API4:2019 Lack of Resources and Rate Limiting

API clients' requests cost, at least bandwidth, computation cycles, memory, and storage, not only from the API back-end server but, in most cases several other systems, such as database servers. API requests compete for these resources to be fulfilled as quickly as possible but, improper resources management may cost you additional money or leave you out of business.

What is the issue?

When there's no limit regarding the number of objects to be returned in a single request (e. g. database records), the database server may take too much time or even get stuck computing what records to return. Moreover, the API back-end server may not be able to process all those records to properly fulfill the request, due to, for example, lack of available memory. The problem gets even worst if the number of requests a single API client can perform per unit of time is not limited. When the system is unstable, starving for computational resources, new requests don't help that much.

How does it look like?

The lack of resources limiting is easier to illustrate: probably you're familiar with API requests/responses like the ones below:

table

Instead of retrieving all user tasks at once, the client uses the page and limit query string parameters to filter (paginate) the objects to return. Without great surprise, the tasks array length in the returned JSON object is 5. To get the next 5 tasks, the client should send another request changing the query string parameter page to 2. Often, clients can also choose the number of objects per page e.g. limit=10.

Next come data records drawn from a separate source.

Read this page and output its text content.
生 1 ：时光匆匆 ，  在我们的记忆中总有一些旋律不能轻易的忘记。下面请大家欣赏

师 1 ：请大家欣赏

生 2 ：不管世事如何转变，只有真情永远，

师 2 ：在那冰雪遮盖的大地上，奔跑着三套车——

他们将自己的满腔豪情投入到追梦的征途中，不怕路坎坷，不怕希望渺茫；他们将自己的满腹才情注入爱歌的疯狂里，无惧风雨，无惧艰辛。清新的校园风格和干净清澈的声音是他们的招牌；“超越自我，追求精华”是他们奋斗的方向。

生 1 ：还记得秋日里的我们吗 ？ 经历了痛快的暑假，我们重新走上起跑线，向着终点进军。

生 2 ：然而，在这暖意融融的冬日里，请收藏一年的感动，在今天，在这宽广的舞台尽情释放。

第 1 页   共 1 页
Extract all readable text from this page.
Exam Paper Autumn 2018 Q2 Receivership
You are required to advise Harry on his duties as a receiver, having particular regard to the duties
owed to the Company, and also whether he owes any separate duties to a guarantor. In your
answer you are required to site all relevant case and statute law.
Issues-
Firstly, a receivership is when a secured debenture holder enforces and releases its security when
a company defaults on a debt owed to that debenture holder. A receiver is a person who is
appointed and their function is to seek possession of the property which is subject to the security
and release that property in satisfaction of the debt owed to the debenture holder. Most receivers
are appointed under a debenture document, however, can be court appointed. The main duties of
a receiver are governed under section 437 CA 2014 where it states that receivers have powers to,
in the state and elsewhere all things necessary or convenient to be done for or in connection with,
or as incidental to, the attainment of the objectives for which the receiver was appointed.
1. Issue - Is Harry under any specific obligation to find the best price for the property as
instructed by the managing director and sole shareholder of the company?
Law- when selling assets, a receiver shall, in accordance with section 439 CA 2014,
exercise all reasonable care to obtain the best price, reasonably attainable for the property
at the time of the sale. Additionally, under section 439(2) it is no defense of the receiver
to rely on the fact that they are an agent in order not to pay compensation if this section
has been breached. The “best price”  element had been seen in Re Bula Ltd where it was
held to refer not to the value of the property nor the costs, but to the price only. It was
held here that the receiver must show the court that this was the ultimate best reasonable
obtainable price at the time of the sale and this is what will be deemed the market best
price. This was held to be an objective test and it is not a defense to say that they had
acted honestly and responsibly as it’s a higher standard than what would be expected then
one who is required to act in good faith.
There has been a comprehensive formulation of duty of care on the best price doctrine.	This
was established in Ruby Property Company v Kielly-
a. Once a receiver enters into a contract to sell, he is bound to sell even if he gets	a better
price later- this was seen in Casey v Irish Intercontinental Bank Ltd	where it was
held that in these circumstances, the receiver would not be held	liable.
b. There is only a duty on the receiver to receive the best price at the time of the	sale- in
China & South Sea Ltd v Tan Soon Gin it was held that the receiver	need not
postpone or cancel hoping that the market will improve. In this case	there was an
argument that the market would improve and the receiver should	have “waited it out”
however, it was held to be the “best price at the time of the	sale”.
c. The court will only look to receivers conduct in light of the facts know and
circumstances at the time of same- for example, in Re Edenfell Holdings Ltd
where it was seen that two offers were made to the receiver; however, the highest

When the API does not properly limit the maximum number of objects that can be retrieved at once (limit), bad actors may request arbitrarily large numbers e. g. 1000000. It is fair to assume the database server will take longer to retrieve such a number of records or expect an operation timeout. Moreover, the amount of available memory required to process data returned by the database server and the bandwidth to transfer the API response will be considerably more. The overall operation will take longer and meanwhile, the API server may not be able to handle other requests. And these are the basics of any Denial of Service (DoS) attack.

This is a simple example to illustrate the issue and the risk. If you're familiar with GraphQL APIs query depth and amount and query batching are also common exploitation techniques.

Where have we seen this issue lately?

This is a common issue whose impact is not always easy to demonstrate without causing some harm to the API server, thus compromising the service availability.

SoundCloud's API had several issues regarding resources and rate-limiting: on the one hand, the number of tracks returned by some endpoints for a single request was not subject to a limit leading to increasingly longer response times and response size, on the other the sign-in rate-limiting mechanism could be easily bypassed, failing to tackle brute-force attacks. Meetup's API also suffered from resource and rate-limiting issues.

Conclusion

Even if an API is ready to scale, resources (computational and financial) are not unlimited. During the design and development phases, it is important to frequently benchmark the system's performance. Limits should be established according to the knowledge of the system, available infrastructure, and expected demand.